Wed Mar 5 09:50:27 EST 2003

(This is an exploratory inquiry to see if anyone has suggestions
for things I can experiment with, or thoughts on what I might
be doing wrong.  If necessary, I will later be able to post more
concrete information.)

We've spiked a simulator for the Motorola 68HC12 microcontroller.
The code is pure Python and, other than an initial data load,
there is no I/O until the program completes, and no threads, no 
GUI, and no extension modules or anything except pure Python.  
(For those who know about these things, we're loading an .S19 
file with an image of the HC12 code, and simulating the CPU core
to dispatch on individual opcodes).  

On a Pentium 266 MMX, the simulator executes roughly 15000
simulated HC12 clock cycles per second.  On a P3 866 MHz 
chip, it can do about 85000 cycles per second.  On a P4 2GHz
it can do about 115000 cycles per second.  The real CPU 
runs 8 million of these clock cycles per second, and we
were hoping for significantly better performance than we've
seen so far.

More interesting to me, however, is the poor relative performance
of the faster machines.  I can believe the P3 866 should be about
5.5+ times faster than the old P266, but the P4 is only 35%
faster than it!  (Note, the P3 is running Win98SE, the P4 is running
Redhat 7.3, both with their "vanilla" Python 2.2 installations,
in the case of Linux that being the RPM from python.org.)

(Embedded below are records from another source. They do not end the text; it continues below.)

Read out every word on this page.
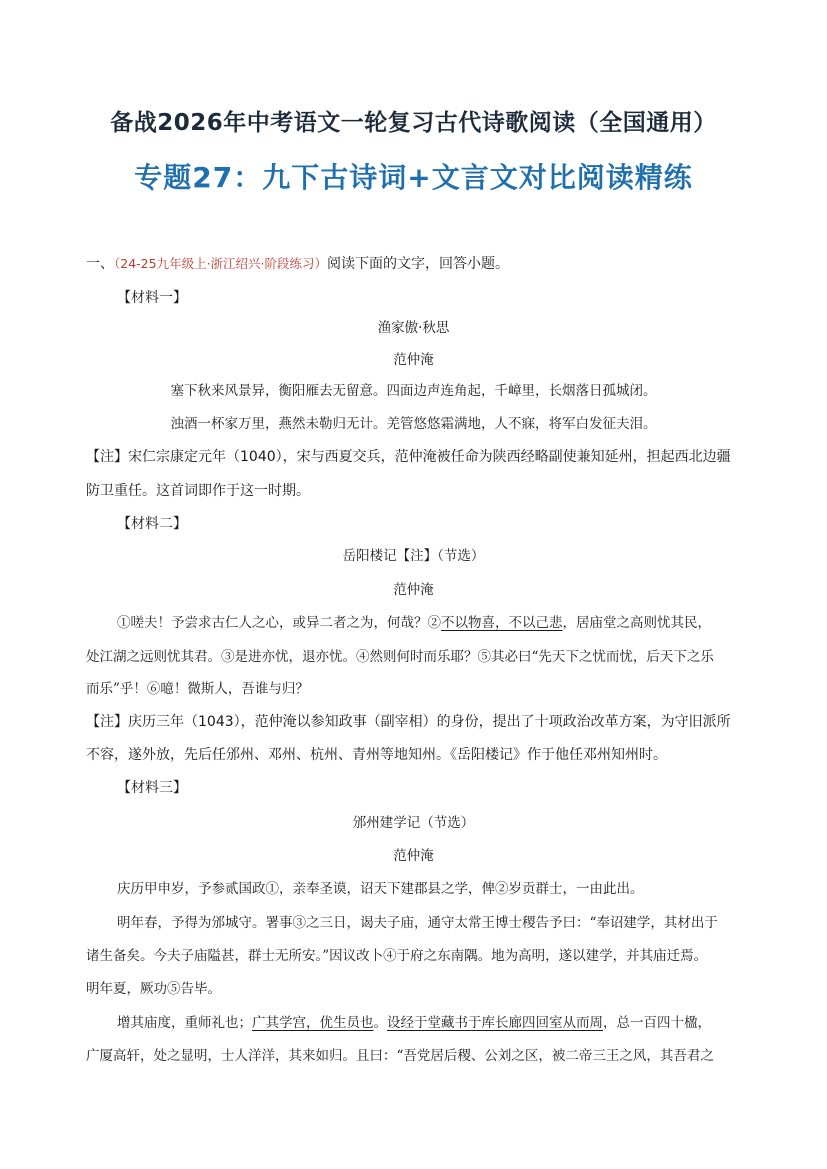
备战2026年中考语文一轮复习古代诗歌阅读（全国通用）
专题27：九下古诗词+文言文对比阅读精练
一、（24-25九年级上·浙江绍兴·阶段练习）阅读下面的文字，回答小题。
【材料一】
渔家傲·秋思
范仲淹
塞下秋来风景异，衡阳雁去无留意。四面边声连角起，千嶂里，长烟落日孤城闭。
浊酒一杯家万里，燕然未勒归无计。羌管悠悠霜满地，人不寐，将军白发征夫泪。
【注】宋仁宗康定元年（1040），宋与西夏交兵，范仲淹被任命为陕西经略副使兼知延州，担起西北边疆
防卫重任。这首词即作于这一时期。
【材料二】
岳阳楼记【注】（节选）
范仲淹
①嗟夫！予尝求古仁人之心，或异二者之为，何哉？②不以物喜，不以己悲，居庙堂之高则忧其民，
处江湖之远则忧其君。③是进亦忧，退亦忧。④然则何时而乐耶？⑤其必曰“先天下之忧而忧，后天下之乐
而乐”乎！⑥噫！微斯人，吾谁与归？
【注】庆历三年（1043），范仲淹以参知政事（副宰相）的身份，提出了十项政治改革方案，为守旧派所
不容，遂外放，先后任邠州、邓州、杭州、青州等地知州。《岳阳楼记》作于他任邓州知州时。
【材料三】
邠州建学记（节选）
范仲淹
庆历甲申岁，予参贰国政①，亲奉圣谟，诏天下建郡县之学，俾②岁贡群士，一由此出。
明年春，予得为邠城守。署事③之三日，谒夫子庙，通守太常王博士稷告予曰：“奉诏建学，其材出于
诸生备矣。今夫子庙隘甚，群士无所安。”因议改卜④于府之东南隅。地为高明，遂以建学，并其庙迁焉。
明年夏，厥功⑤告毕。
增其庙度，重师礼也；广其学宫，优生员也。设经于堂藏书于库长廊四回室从而周，总一百四十楹，
广厦高轩，处之显明，士人洋洋，其来如归。且曰：“吾党居后稷、公刘之区，被二帝三王之风，其吾君之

I had high hopes for Psyco, so I installed it on the P266MMX
machine and took a first stab at binding the core functions
(basically the dispatch routine, plus all opcode functions)
but achieved only a 12% speedup, substantially below my hopes
and expectations based on others' reports using Psyco.

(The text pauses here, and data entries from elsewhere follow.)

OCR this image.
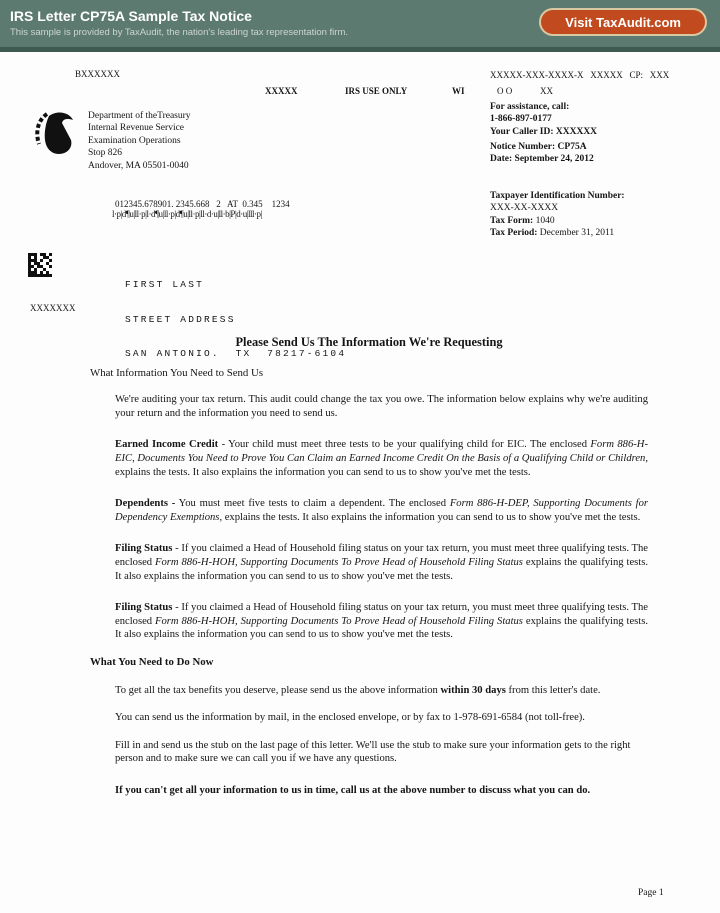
IRS Letter CP75A Sample Tax Notice
This sample is provided by TaxAudit, the nation's leading tax representation firm.
Visit TaxAudit.com
BXXXXXX	XXXXX-XXX-XXXX-X   XXXXX   CP:   XXX
XXXXX	IRS USE ONLY	WI	O O	XX
Department of theTreasury
Internal Revenue Service
Examination Operations
Stop 826
Andover, MA 05501-0040
For assistance, call:
1-866-897-0177
Your Caller ID: XXXXXX
Notice Number: CP75A
Date: September 24, 2012
012345.678901. 2345.668   2   AT  0.345    1234
l·p|d¶u|ll·p|l·d¶u|ll·p|d¶u|ll·p|ll·d·u|ll·b|P|d·u|lll·p|
Taxpayer Identification Number:
XXX-XX-XXXX
Tax Form: 1040
Tax Period: December 31, 2011

FIRST LAST

STREET ADDRESS

SAN ANTONIO.  TX  78217-6104

XXXXXXX
Please Send Us The Information We're Requesting
What Information You Need to Send Us

We're auditing your tax return. This audit could change the tax you owe. The information below explains why we're auditing your return and the information you need to send us.

Earned Income Credit - Your child must meet three tests to be your qualifying child for EIC. The enclosed Form 886-H-EIC, Documents You Need to Prove You Can Claim an Earned Income Credit On the Basis of a Qualifying Child or Children, explains the tests. It also explains the information you can send to us to show you've met the tests.

Dependents - You must meet five tests to claim a dependent. The enclosed Form 886-H-DEP, Supporting Documents for Dependency Exemptions, explains the tests. It also explains the information you can send to us to show you've met the tests.

Filing Status - If you claimed a Head of Household filing status on your tax return, you must meet three qualifying tests. The enclosed Form 886-H-HOH, Supporting Documents To Prove Head of Household Filing Status explains the qualifying tests. It also explains the information you can send to us to show you've met the tests.

Filing Status - If you claimed a Head of Household filing status on your tax return, you must meet three qualifying tests. The enclosed Form 886-H-HOH, Supporting Documents To Prove Head of Household Filing Status explains the qualifying tests. It also explains the information you can send to us to show you've met the tests.

What You Need to Do Now

To get all the tax benefits you deserve, please send us the above information within 30 days from this letter's date.

You can send us the information by mail, in the enclosed envelope, or by fax to 1-978-691-6584 (not toll-free).

Fill in and send us the stub on the last page of this letter. We'll use the stub to make sure your information gets to the right person and to make sure we can call you if we have any questions.

If you can't get all your information to us in time, call us at the above number to discuss what you can do.

Page 1
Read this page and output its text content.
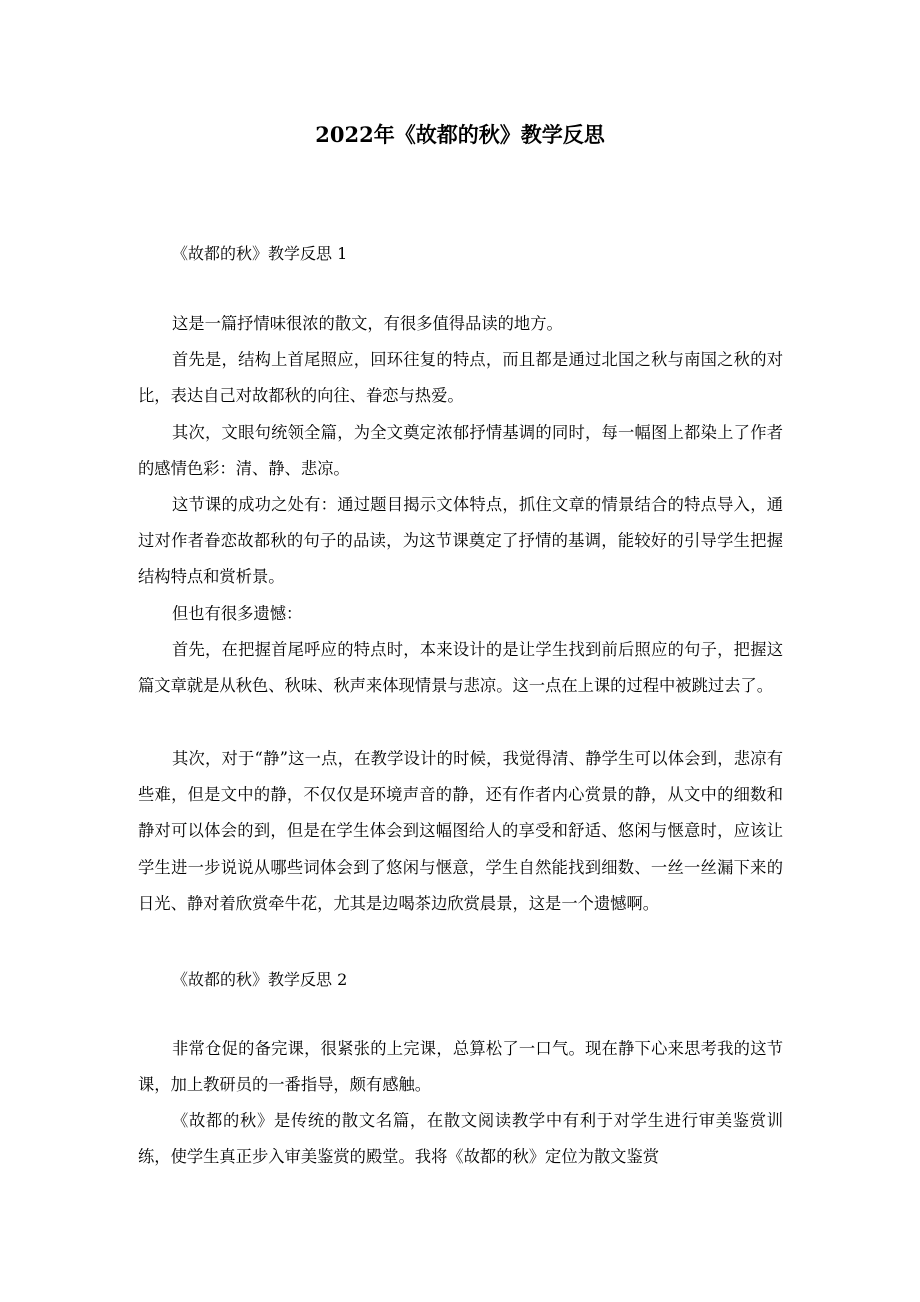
2022年《故都的秋》教学反思
《故都的秋》教学反思 1

这是一篇抒情味很浓的散文，有很多值得品读的地方。

首先是，结构上首尾照应，回环往复的特点，而且都是通过北国之秋与南国之秋的对比，表达自己对故都秋的向往、眷恋与热爱。

其次，文眼句统领全篇，为全文奠定浓郁抒情基调的同时，每一幅图上都染上了作者的感情色彩：清、静、悲凉。

这节课的成功之处有：通过题目揭示文体特点，抓住文章的情景结合的特点导入，通过对作者眷恋故都秋的句子的品读，为这节课奠定了抒情的基调，能较好的引导学生把握结构特点和赏析景。

但也有很多遗憾：

首先，在把握首尾呼应的特点时，本来设计的是让学生找到前后照应的句子，把握这篇文章就是从秋色、秋味、秋声来体现情景与悲凉。这一点在上课的过程中被跳过去了。

其次，对于“静”这一点，在教学设计的时候，我觉得清、静学生可以体会到，悲凉有些难，但是文中的静，不仅仅是环境声音的静，还有作者内心赏景的静，从文中的细数和静对可以体会的到，但是在学生体会到这幅图给人的享受和舒适、悠闲与惬意时，应该让学生进一步说说从哪些词体会到了悠闲与惬意，学生自然能找到细数、一丝一丝漏下来的日光、静对着欣赏牵牛花，尤其是边喝茶边欣赏晨景，这是一个遗憾啊。

《故都的秋》教学反思 2

非常仓促的备完课，很紧张的上完课，总算松了一口气。现在静下心来思考我的这节课，加上教研员的一番指导，颇有感触。

《故都的秋》是传统的散文名篇，在散文阅读教学中有利于对学生进行审美鉴赏训练，使学生真正步入审美鉴赏的殿堂。我将《故都的秋》定位为散文鉴赏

The core code consists of a loop which grabs a byte, does
a dictionary lookup to find the opcode function to call, and
calls it, passing in a reference to the CPU object.  Other
than twiddling bits, doing a lot of "& 0xFFFF" operations, and
the odd addition or multiplication, not much is going on.  
At a first approximation, I'd guess most of the time is going
into function calls (I'll profile at some point of course).

So my questions are these:

1. Any thoughts on why the Linux-based P4 2GHz machine is so 
   pathetically little faster than a machine it ought to be 
   twice as fast as?  Is it because we're running code (maybe
   both Linux and Python) that isn't optimized for Pentiums?
   In that case, why is Win98SE so much faster?  Does it self-
   adjust for faster CPUs, installing optimized modules when
   it detects a non-386 chip?

2. Any thoughts on why Psyco provides such a small speedup?
   Is it likely I'm using it wrong?  Or is it ineffective on
   code where the bottleneck is Python function calls?  Should
   I consider Pyrex instead?

At the moment, it's actually "fast enough", so this isn't an
urgent concern.  On the other hand, our intention is to use this
simulator to allow true test-driven development of embedded 
system code (which, I believe, may well be a "first"), and 
as we grow the number of tests we will doubtless become interested
in better performance.  With the P3 machine we can run at 1/100 
the native CPU speed, but I'd like to see something an order of 
magnitude faster.  In fact, my initial estimate was that on the 
fast CPUs and with Psyco we could probably achieve parity (using a 
2GHZ chip and Python to simulate a lowly 16MHz chip) but I'm losing 
hope on that one.

Any input is welcome.  By the way, it's my firm intention that
the simulator and (I hope) the test framework itself will be
released as an open-source project.  (Note also, that the entire
simulator and framework is itself being test-driven, so it will 
come complete with a full suite of unit and acceptance tests.)

Thanks.

-Peter